Quinn also has his 15-year-old son Owen on the bag. With a handicap of 2.9, the younger Quinn was clearly a calming influence on his father. His experiences caddying for his dad in prior professional events and at this year's local and sectional qualifying has provided a foundation for the biggest week a father and son could experience together.
“You get to see him compete with some of the best players in the world,” Owen Quinn said of the experience. “You see what the difference is from playing every day at home and competing at a tournament level and the decisions that he has to make, the behavior, the attitude.”

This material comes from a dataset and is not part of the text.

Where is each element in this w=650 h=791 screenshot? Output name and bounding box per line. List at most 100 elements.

The younger Quinn pointed to a bad break his father had at the par-4 seventh hole, where his tee shot rested literally in a crack in the fairway, and the next shot squirted straight right and buried in the bunker.
Quinn took his medicine and made a good bogey to keep his round intact.

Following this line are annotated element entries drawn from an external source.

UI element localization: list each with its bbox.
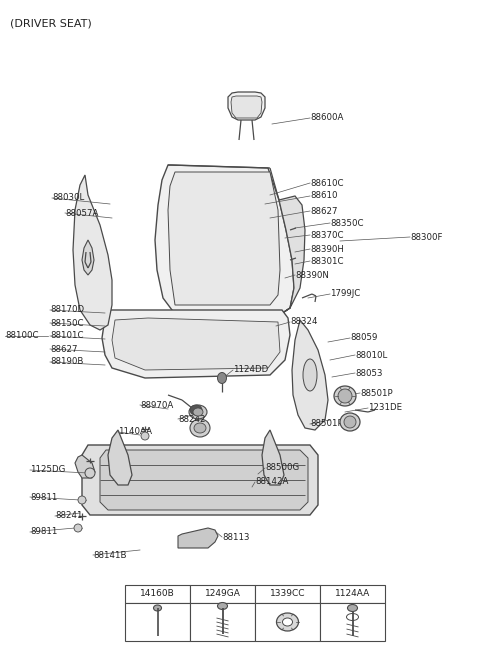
Circle shape	[85, 468, 95, 478]
Text: 88370C: 88370C	[310, 230, 344, 239]
Ellipse shape	[194, 423, 206, 433]
Polygon shape	[82, 445, 318, 515]
Text: 1124AA: 1124AA	[335, 590, 370, 598]
Text: 89811: 89811	[30, 493, 58, 501]
Text: 1231DE: 1231DE	[368, 403, 402, 413]
Text: 88600A: 88600A	[310, 113, 343, 123]
Ellipse shape	[303, 359, 317, 391]
Text: (DRIVER SEAT): (DRIVER SEAT)	[10, 18, 92, 28]
Bar	[190, 585, 255, 603]
Bar	[320, 603, 385, 641]
Text: 88301C: 88301C	[310, 256, 344, 266]
Text: 88324: 88324	[290, 318, 317, 327]
Text: 88150C: 88150C	[50, 319, 84, 327]
Circle shape	[74, 524, 82, 532]
Ellipse shape	[217, 602, 228, 609]
Circle shape	[338, 389, 352, 403]
Text: 88190B: 88190B	[50, 358, 84, 367]
Circle shape	[141, 432, 149, 440]
Ellipse shape	[347, 613, 359, 621]
Polygon shape	[100, 450, 308, 510]
Text: 88141B: 88141B	[93, 550, 127, 560]
Text: 14160B: 14160B	[140, 590, 175, 598]
Ellipse shape	[217, 373, 227, 384]
Text: 88241: 88241	[55, 512, 83, 520]
Ellipse shape	[283, 618, 292, 626]
Polygon shape	[102, 310, 290, 378]
Text: 88242: 88242	[178, 415, 205, 424]
Text: 1339CC: 1339CC	[270, 590, 305, 598]
Ellipse shape	[190, 419, 210, 437]
Text: 88610C: 88610C	[310, 178, 344, 188]
Text: 89811: 89811	[30, 527, 58, 537]
Text: 1124DD: 1124DD	[233, 365, 268, 375]
Ellipse shape	[348, 604, 358, 611]
Text: 1125DG: 1125DG	[30, 466, 65, 474]
Polygon shape	[262, 430, 284, 485]
Text: 1249GA: 1249GA	[204, 590, 240, 598]
Polygon shape	[155, 165, 294, 318]
Ellipse shape	[190, 405, 202, 415]
Text: 88053: 88053	[355, 369, 383, 377]
Bar	[125, 585, 190, 603]
Text: 88057A: 88057A	[65, 209, 98, 218]
Text: 88010L: 88010L	[355, 350, 387, 359]
Text: 88100C: 88100C	[5, 331, 38, 340]
Text: 1140AA: 1140AA	[118, 428, 152, 436]
Polygon shape	[168, 172, 280, 305]
Text: 88501P: 88501P	[360, 388, 393, 398]
Text: 88113: 88113	[222, 533, 250, 541]
Circle shape	[344, 416, 356, 428]
Text: 88350C: 88350C	[330, 218, 363, 228]
Bar	[125, 603, 190, 641]
Polygon shape	[108, 430, 132, 485]
Ellipse shape	[154, 605, 161, 611]
Text: 88390N: 88390N	[295, 270, 329, 279]
Polygon shape	[75, 455, 95, 478]
Text: 88501P: 88501P	[310, 419, 343, 428]
Polygon shape	[231, 96, 262, 118]
Text: 88390H: 88390H	[310, 245, 344, 253]
Text: 88610: 88610	[310, 192, 337, 201]
Bar	[255, 585, 320, 603]
Text: 88142A: 88142A	[255, 478, 288, 487]
Polygon shape	[278, 196, 305, 316]
Text: 88101C: 88101C	[50, 331, 84, 340]
Polygon shape	[178, 528, 218, 548]
Text: 88030L: 88030L	[52, 194, 84, 203]
Text: 88627: 88627	[50, 344, 77, 354]
Text: 88300F: 88300F	[410, 232, 443, 241]
Polygon shape	[73, 175, 112, 330]
Ellipse shape	[334, 386, 356, 406]
Text: 88970A: 88970A	[140, 401, 173, 409]
Circle shape	[78, 496, 86, 504]
Ellipse shape	[276, 613, 299, 631]
Ellipse shape	[189, 405, 207, 419]
Ellipse shape	[193, 408, 203, 416]
Polygon shape	[82, 240, 94, 275]
Text: 88500G: 88500G	[265, 464, 299, 472]
Text: 88059: 88059	[350, 333, 377, 342]
Bar	[255, 603, 320, 641]
Text: 88170D: 88170D	[50, 306, 84, 314]
Bar	[190, 603, 255, 641]
Text: 1799JC: 1799JC	[330, 289, 360, 298]
Polygon shape	[112, 318, 280, 370]
Bar	[320, 585, 385, 603]
Polygon shape	[228, 92, 265, 120]
Text: 88627: 88627	[310, 207, 337, 216]
Ellipse shape	[340, 413, 360, 431]
Polygon shape	[292, 320, 328, 430]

“It just showed that if you have patience, anything can come,” the younger Quinn said of the seventh. “That was a great bogey and it kept us going.”
For Quinn, this week might be the biggest in his career. He has no remaining status on the Web.com Tour from his past victories and has been Monday qualifying when he can to play anywhere he can.
“I just draw off experiences from when I've had leads before and won golf tournaments,” Quinn said of his approach for the rest of the week. “I was fortunate, I've won four times on the Web.com Tour and twice over in Asia. So there's different times and (I've) won different ways, leading all four days or coming from behind in the last round. But the one thing is is you have to stay patient. And we're not talking about winning a golf tournament right now. We're talking about getting yourself in position so that you have a great day tomorrow and that on Sunday, now we have a chance. But you want to keep working towards the back nine on Sunday.”